日本の食品安全行政は,リスク評価とリスク管理を区別して,前者を食品安全委員会,後者を厚生労働省農林水産省が担当するという仕組みだ.しかし,食品安全委員会は「リスク」しか検討しないことになっているにもかかわらず*1,摂取許容量などの勧告を求められているところに大きな矛盾が存在する.摂取許容量はリスクだけで決めることができない,あるいは無理に決めようとするとルールを恣意的に運用せざるをえなくなる.具体的には,大豆イソフラボンのリスク評価については以前書いた(link).食品には,低用量では栄養となるが,高用量では毒となる(ホルミシスのような)用量反応関係を持つ物質は多い.
また,食品安全委員会の仕事の1つにリスクコミュニケーションが含まれていることも大きな矛盾だ.食品の持つリスクだけを消費者にコミュニケートしても意味がないし,むしろ有害だ.食品(さらには食生活全体)の持つベネフィットとリスクをバランスよくコミュニケートして初めて,消費者の合理的な判断の材料となる.だから,これは現状の役割分担のもとでは食品安全委員会の仕事とすべきではない.
そんなことを考えていたら,日本よりも1年早く設立され,まったく同じ役割分担で運営されている欧州食品安全機関(European Food Safety Authority: EFSA)が7月に「食品のリスクベネフィット分析:方法とアプローチ」という会議をイタリアで開催することを知った.最初に問題意識が書かれている.

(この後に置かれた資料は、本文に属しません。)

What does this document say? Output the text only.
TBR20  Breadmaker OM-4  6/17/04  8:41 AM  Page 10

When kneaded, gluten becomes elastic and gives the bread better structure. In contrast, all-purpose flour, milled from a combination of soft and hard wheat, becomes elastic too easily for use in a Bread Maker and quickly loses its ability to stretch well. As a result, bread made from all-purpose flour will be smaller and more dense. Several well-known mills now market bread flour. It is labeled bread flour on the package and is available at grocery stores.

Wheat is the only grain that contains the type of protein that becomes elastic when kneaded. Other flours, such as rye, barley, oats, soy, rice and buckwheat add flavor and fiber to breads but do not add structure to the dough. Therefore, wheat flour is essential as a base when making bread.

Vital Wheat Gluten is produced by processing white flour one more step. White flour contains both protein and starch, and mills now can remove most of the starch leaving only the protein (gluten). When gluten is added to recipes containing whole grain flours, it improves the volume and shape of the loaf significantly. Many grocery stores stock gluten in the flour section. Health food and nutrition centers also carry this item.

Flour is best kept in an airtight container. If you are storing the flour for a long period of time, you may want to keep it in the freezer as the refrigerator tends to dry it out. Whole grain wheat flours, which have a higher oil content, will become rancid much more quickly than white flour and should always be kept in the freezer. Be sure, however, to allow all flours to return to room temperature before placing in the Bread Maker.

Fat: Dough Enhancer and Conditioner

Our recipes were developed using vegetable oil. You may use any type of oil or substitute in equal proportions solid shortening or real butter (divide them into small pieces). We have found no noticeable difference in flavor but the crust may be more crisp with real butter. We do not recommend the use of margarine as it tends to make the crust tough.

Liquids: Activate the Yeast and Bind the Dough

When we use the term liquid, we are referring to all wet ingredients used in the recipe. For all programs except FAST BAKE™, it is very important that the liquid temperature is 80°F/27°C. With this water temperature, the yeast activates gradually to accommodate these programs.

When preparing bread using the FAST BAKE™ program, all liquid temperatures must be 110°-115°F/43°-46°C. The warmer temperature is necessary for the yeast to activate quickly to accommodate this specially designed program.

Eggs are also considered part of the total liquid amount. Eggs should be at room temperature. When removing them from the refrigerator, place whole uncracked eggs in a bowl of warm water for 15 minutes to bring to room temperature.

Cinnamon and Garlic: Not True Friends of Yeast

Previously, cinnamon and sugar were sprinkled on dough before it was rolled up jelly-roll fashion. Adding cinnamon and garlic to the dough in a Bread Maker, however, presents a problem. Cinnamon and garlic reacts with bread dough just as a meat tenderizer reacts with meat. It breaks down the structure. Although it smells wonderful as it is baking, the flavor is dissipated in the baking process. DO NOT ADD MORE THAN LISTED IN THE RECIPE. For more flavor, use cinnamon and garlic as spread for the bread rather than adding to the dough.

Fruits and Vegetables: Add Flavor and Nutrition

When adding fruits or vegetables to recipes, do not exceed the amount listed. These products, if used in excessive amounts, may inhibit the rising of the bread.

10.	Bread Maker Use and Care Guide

食品(food substances)や栄養素(nutrients)のヒト健康へのリスク評価は通常,ありうる健康ベネフィットとは独立に実施されてきた.さらに,食品,食品の成分,栄養素では,その健康リスクと健康ベネフィットを推計する際に,異なる科学的アプローチが用いられている.食品や成分が潜在的なリスクとベネフィットの両方を持つ場合に,特にその両者のレベルが近い場合に,リスクとベネフィットのバランスがリスク管理目的に応じて受け入れ可能である摂取範囲を決める必要がある.

そのとおり!まったく同じ問題意識だ.(この件は続く)

*1:ただし,食品安全基本法には「リスク」あるいは「リスク評価」という言葉は出てこない.第23条に書いてあるのは「食品健康影響評価」である.